Los postulados del pensamiento abierto, plural, dinámico y complementario parten de la realidad misma. Sin embargo, la preferencia que algunos sienten por el pensamiento ideológico, aquel que trata de imponer determinados patrones teóricos de matriz maniquea, están consiguiendo, ante la indiferencia general, acuñar algunas fórmulas que se aceptan acríticamente. A pesar de ello, la realidad sigue siendo la que es y cuándo abrimos los ojos y la contemplamos, limpia de prejuicios y complejos, somete nuestra inteligencia a la dura prueba de la vibración caleidoscópica de sus singularidades. En estos casos, cuándo atendemos de verdad a lo que ocurre realmente, nuestra comprensión se agota ante la complejidad de sus inextricables estructuras, y nuestra necesidad de modelos conceptuales se ve desbordada por los inéditos desarrollos que la historia manifiesta.
Rendirse a nuestra incapacidad para agotar su comprensión significa, por ejemplo, reconocer la limitación de nuestro conocimiento y la complejidad de la realidad. Sin embargo, es posible afirmar la soberanía de nuestro pensamiento que, así, da pié al denominado pensamiento ideológico, a la ideología como pensamiento sistemático y cerrado sobre la realidad social. En este esquema la realidad ha de someterse a la ideología.
La expresión pensamiento ideológico, o lo que es lo mismo, único y cerrado, hoy en la cabeza de algunas instituciones, implica un modelo de pensamiento que parte de asertos no demostrados, sin base empírica, que se desarrolla deductivamente y que abarca todos los aspectos de la realidad porque es omnicomprensivo y definidor de por dónde ha de caminar la realidad.
En estas coordenadas, la ideología se convierte en la ciencia que domina totalmente el mundo y ante quien hay que profesar una absoluta dependencia. Las ideologías cerradas, cualquiera que sea su orientación, intervienen en la vida política desde la base de ideas predeterminadas, desde desarrollos sociales dogmáticos que se trata de imponer como sea. Estos sistemas de pensamiento totalitario hacen su trabajo con una idea tan clara de lo que debe ser la sociedad y con una confianza tan plena en los métodos que se deben emplear para conseguirlo que su aplicación termina por conformar una especie de horma que acaba por ahogar la acción civil y social. Dar la espalda a la experiencia le cuesta a la ideología la incapacidad para reorientar la acción, para entender la realidad y trabajar sobre ella.

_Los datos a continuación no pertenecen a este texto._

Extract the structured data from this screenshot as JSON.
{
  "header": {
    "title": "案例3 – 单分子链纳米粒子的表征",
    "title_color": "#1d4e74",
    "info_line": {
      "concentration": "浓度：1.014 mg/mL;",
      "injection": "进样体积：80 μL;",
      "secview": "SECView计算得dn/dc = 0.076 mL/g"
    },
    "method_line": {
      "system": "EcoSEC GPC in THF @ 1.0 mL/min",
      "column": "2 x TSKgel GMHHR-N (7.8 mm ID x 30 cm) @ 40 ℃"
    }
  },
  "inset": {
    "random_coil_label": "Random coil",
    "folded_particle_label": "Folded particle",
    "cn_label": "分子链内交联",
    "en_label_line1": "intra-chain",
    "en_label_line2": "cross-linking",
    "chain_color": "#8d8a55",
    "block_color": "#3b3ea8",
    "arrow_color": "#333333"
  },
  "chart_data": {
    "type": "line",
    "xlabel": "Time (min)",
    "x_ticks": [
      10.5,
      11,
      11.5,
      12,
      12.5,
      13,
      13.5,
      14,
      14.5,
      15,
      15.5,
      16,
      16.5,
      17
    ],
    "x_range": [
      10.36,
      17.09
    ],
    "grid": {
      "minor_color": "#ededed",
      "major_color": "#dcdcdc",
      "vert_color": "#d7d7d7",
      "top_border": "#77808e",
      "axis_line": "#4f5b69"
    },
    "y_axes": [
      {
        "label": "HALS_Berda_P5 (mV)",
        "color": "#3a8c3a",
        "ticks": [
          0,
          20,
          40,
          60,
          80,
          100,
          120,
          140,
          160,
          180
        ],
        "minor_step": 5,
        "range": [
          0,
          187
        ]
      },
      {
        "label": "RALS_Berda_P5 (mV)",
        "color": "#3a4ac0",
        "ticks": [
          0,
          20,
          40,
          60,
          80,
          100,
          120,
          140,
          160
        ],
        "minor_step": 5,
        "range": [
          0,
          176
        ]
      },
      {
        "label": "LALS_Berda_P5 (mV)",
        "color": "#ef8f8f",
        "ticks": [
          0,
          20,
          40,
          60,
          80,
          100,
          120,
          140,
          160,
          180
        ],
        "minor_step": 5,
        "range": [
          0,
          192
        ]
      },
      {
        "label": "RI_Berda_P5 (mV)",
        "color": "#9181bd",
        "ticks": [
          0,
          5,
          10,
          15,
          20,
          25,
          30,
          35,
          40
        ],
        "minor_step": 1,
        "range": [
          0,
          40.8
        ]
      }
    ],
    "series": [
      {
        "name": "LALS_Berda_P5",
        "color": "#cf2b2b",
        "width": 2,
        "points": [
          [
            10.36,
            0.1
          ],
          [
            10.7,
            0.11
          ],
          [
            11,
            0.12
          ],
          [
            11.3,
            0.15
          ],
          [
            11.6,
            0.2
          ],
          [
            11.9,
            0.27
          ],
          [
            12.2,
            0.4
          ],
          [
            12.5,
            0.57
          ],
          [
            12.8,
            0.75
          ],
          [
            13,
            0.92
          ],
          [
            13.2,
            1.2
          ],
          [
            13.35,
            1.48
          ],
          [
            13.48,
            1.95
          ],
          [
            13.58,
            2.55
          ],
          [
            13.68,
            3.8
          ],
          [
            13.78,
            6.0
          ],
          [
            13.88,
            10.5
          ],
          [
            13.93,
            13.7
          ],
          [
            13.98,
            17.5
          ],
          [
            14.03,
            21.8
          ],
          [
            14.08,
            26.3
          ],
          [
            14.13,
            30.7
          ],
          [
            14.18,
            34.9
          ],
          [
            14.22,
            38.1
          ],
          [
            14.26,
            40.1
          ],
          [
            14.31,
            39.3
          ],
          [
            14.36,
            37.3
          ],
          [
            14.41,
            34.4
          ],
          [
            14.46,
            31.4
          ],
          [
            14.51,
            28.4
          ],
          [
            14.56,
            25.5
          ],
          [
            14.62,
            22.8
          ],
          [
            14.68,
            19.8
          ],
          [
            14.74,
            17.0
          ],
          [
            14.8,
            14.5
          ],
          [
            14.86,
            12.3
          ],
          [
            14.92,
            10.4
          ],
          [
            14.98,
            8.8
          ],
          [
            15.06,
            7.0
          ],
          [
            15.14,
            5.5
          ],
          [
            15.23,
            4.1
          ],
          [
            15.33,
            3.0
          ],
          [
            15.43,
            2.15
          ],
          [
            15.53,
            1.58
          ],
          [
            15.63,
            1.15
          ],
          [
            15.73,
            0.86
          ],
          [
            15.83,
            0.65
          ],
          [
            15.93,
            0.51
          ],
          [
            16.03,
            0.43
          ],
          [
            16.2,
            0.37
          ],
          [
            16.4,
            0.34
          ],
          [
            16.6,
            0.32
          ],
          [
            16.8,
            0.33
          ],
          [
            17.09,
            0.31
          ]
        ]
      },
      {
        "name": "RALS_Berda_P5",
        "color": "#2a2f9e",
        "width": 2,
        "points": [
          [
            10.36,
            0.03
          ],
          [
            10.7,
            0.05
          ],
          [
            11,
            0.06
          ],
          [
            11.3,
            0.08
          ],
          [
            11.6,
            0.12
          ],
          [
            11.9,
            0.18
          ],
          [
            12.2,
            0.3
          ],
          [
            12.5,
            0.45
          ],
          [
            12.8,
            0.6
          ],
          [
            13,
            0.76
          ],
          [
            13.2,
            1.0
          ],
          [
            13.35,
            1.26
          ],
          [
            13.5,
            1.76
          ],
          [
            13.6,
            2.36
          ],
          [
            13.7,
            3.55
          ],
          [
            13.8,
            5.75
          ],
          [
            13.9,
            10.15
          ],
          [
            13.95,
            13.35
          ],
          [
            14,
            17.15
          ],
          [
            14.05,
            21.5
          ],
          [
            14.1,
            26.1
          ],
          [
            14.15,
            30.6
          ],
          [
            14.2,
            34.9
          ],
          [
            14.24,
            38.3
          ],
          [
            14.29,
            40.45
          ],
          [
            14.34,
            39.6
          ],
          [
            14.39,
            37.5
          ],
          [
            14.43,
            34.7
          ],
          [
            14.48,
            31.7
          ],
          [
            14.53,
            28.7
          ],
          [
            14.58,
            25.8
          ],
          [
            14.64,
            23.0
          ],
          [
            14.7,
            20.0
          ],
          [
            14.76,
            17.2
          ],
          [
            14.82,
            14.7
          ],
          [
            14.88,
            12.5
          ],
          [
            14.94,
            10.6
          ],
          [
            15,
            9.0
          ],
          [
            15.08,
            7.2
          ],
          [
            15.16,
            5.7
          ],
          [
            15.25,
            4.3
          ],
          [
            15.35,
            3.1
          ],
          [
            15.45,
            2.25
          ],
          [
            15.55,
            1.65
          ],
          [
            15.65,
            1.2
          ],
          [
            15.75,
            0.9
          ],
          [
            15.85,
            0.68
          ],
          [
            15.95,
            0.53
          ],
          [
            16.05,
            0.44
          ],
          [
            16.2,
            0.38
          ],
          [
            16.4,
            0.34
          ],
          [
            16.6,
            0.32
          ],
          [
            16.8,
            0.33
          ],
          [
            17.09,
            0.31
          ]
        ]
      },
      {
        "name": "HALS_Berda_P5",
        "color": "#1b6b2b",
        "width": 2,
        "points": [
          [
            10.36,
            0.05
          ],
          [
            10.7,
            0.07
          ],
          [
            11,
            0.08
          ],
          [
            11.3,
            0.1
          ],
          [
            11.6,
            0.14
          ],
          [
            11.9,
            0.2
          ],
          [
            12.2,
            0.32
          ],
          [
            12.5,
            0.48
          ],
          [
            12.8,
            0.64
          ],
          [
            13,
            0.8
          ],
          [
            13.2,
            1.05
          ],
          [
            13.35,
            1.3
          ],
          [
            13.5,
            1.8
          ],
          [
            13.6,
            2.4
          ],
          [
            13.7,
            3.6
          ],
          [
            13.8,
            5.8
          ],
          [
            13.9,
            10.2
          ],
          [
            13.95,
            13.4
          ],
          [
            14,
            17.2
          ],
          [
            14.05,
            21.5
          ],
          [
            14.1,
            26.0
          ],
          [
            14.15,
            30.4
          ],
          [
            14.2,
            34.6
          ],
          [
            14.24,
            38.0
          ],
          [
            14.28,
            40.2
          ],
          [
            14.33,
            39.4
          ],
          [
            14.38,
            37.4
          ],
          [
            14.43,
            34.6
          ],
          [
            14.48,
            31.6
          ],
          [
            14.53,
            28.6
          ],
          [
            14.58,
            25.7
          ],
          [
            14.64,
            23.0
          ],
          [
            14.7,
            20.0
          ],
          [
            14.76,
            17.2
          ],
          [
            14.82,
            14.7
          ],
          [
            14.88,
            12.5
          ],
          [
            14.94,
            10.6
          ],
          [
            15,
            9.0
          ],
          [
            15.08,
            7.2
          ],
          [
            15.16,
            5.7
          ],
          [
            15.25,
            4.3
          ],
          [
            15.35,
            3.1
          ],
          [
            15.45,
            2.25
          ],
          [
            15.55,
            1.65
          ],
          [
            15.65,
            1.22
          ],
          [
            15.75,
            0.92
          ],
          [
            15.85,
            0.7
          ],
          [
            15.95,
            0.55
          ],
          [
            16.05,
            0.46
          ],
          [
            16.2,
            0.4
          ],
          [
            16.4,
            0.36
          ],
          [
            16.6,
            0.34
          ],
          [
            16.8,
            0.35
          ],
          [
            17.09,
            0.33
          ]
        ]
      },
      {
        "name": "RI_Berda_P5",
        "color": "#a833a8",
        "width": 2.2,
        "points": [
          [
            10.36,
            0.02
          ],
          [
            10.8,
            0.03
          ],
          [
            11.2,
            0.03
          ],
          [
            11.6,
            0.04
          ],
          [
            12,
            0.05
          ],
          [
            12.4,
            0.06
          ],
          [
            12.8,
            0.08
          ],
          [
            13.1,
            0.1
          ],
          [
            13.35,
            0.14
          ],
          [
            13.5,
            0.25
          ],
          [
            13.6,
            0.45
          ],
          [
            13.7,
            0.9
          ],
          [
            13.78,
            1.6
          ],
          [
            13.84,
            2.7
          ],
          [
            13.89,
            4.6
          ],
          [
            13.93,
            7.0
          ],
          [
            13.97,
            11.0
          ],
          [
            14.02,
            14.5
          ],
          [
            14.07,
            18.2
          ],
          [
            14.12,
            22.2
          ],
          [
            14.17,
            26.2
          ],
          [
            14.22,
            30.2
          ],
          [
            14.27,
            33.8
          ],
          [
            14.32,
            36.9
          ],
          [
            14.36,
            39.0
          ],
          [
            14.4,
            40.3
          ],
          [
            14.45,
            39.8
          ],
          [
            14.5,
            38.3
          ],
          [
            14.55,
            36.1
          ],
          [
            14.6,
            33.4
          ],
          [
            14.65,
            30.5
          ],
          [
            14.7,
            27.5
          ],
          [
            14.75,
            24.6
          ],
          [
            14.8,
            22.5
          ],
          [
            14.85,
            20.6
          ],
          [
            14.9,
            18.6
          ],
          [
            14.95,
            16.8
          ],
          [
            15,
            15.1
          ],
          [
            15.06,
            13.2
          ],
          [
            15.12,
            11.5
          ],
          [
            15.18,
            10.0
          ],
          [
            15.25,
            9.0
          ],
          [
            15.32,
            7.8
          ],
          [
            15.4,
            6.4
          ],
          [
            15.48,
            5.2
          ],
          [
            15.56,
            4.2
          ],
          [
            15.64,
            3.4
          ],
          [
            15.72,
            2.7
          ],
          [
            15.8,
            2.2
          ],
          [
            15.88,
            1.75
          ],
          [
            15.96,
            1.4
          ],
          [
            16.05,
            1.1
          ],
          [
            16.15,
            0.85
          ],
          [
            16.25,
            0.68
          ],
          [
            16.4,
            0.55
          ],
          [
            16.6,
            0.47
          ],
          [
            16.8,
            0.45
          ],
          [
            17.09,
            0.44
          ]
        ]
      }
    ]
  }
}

La ideología cerrada vicia el discurso político porque lamina cualquier propuesta alternativa que pueda surgir, sometiendo a su esquema simplificador cualquier discurso o idea. Por ejemplo, si se decide que la rememoración de tal acontecimiento histórico debe ser el centro de los discursos oficiales en determinado momento, hay de quien se atreva a levantar la voz en contra: será tachado por lo menos de fascista o de autoritario por haber osado contradecir a la fuente del bien. Y no se trata sólo de descalificar al crítico sino que la ideología reclama la sumisión a pies juntillas de esa camada que anhela la salvación cívica.
El pensamiento ideológico es cerrado por definición, es estático porque no admite salirse del carril único. Constituye uno de los mayores atentados que se pueden perpetrar contra el pluralismo y contra el dinamismo y apertura que manifiesta la realidad. Sin embargo, a pesar de ello, y de la experiencia histórica, en España, en la hora presente vuelve el pensamiento ideológico gracias a la degradación moral y política operada estos años. Esperemos, sin embargo, que la provocación inherente a esta forma de concebir el mundo y la política sea contrarrestada por una profunda y extensa ola de moderación y de compromiso con la dignidad del ser humano..
Jaime Rodríguez-Arana es catedrático de derecho administrativo.